Reklam ajansı kurucusu ve marka direktörü olarak başladığı kariyer yolculuğuna, gazeteci, pazarlama ve TV programı danışmanı, yaratıcı direktörlük gibi kimlikler sığdıran Giglio Roncaglia, moda perakendeciliğine değindi. ‘Yarının dünyasında marka iletişimi' başlıklı sunuşuna bir entegrasyon ve mesleklerin kesişim noktası olarak modanın ifade ettiklerini anlatarak başlayan Roncaglia, pek çok filozof ve tarihçiden alıntılarla bezediği konuşmasını, mecraların kesişmesi, içerik, metropol ve prestij başlıkları üzerinden sürdürdü. Lüksün anlamı üzerinde de duran Roncaglia, "Zaman lükstür ve lüs de maldır" diyerek lüksün artık yerelleştiğine ve kültürün ortaya çıkmasını sağladığına değindi. Bugün bir soyutlanma değil, ‘içeri girme' dünyasında yaşadığımızı söyleyen Roncaglia, kendinden önceki yapılan tüm sunuşlarda meslektaşlarının çok önemli pek çok konuya değindiğini, tekrardan kaçındığını belirterek sunumunu kısa tuttu. Roncaglia'nın perakendecilik üzerine ‘motto'su, "toplumun ürünü değil, üreticisi" oldu.

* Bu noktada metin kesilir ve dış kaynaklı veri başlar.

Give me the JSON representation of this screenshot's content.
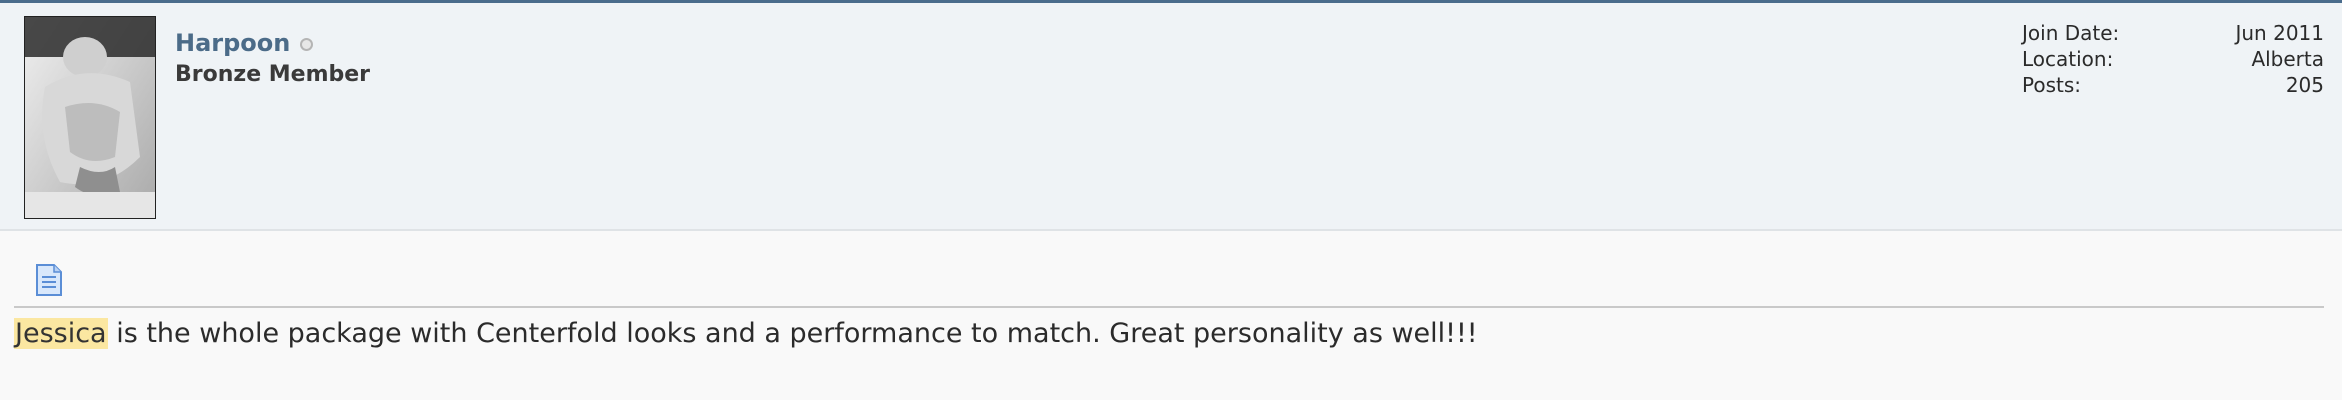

Odak Danışmanlık tarafından Swiss Otel'de düzenlenen konferansın son sunuşu ise, genç görsel iletişim ve perakende tasarımcısı Jörn Fröhlich idi. YKM'nin kış sezonu tanıtımlarını ve vitrinlerini de hazırlamış olan Fröhlich, terzilik ve tiyatro kostümü tasarımcılığından uzandığı perakende tasarımcılığı macerasına değinerek, iletişimin önemine dikkat çekti. Kullanılan renk, tipoloji ve resimlerden medyaya, tanıtım strüktüründen denge ve ilham kaynaklarına kadar pek çok tasarımsal madde üzerinde duran Fröhlich, farklı örnekler üzerinden kampanya içeriği, slogan, görsel ve vitrin ilişkileri ve strüktürlerini aktardı.
Oldukça yoğun bir katılımın gözlendiği, ilgiyle izlenen konferans, bu yoğun programın ardından son buldu.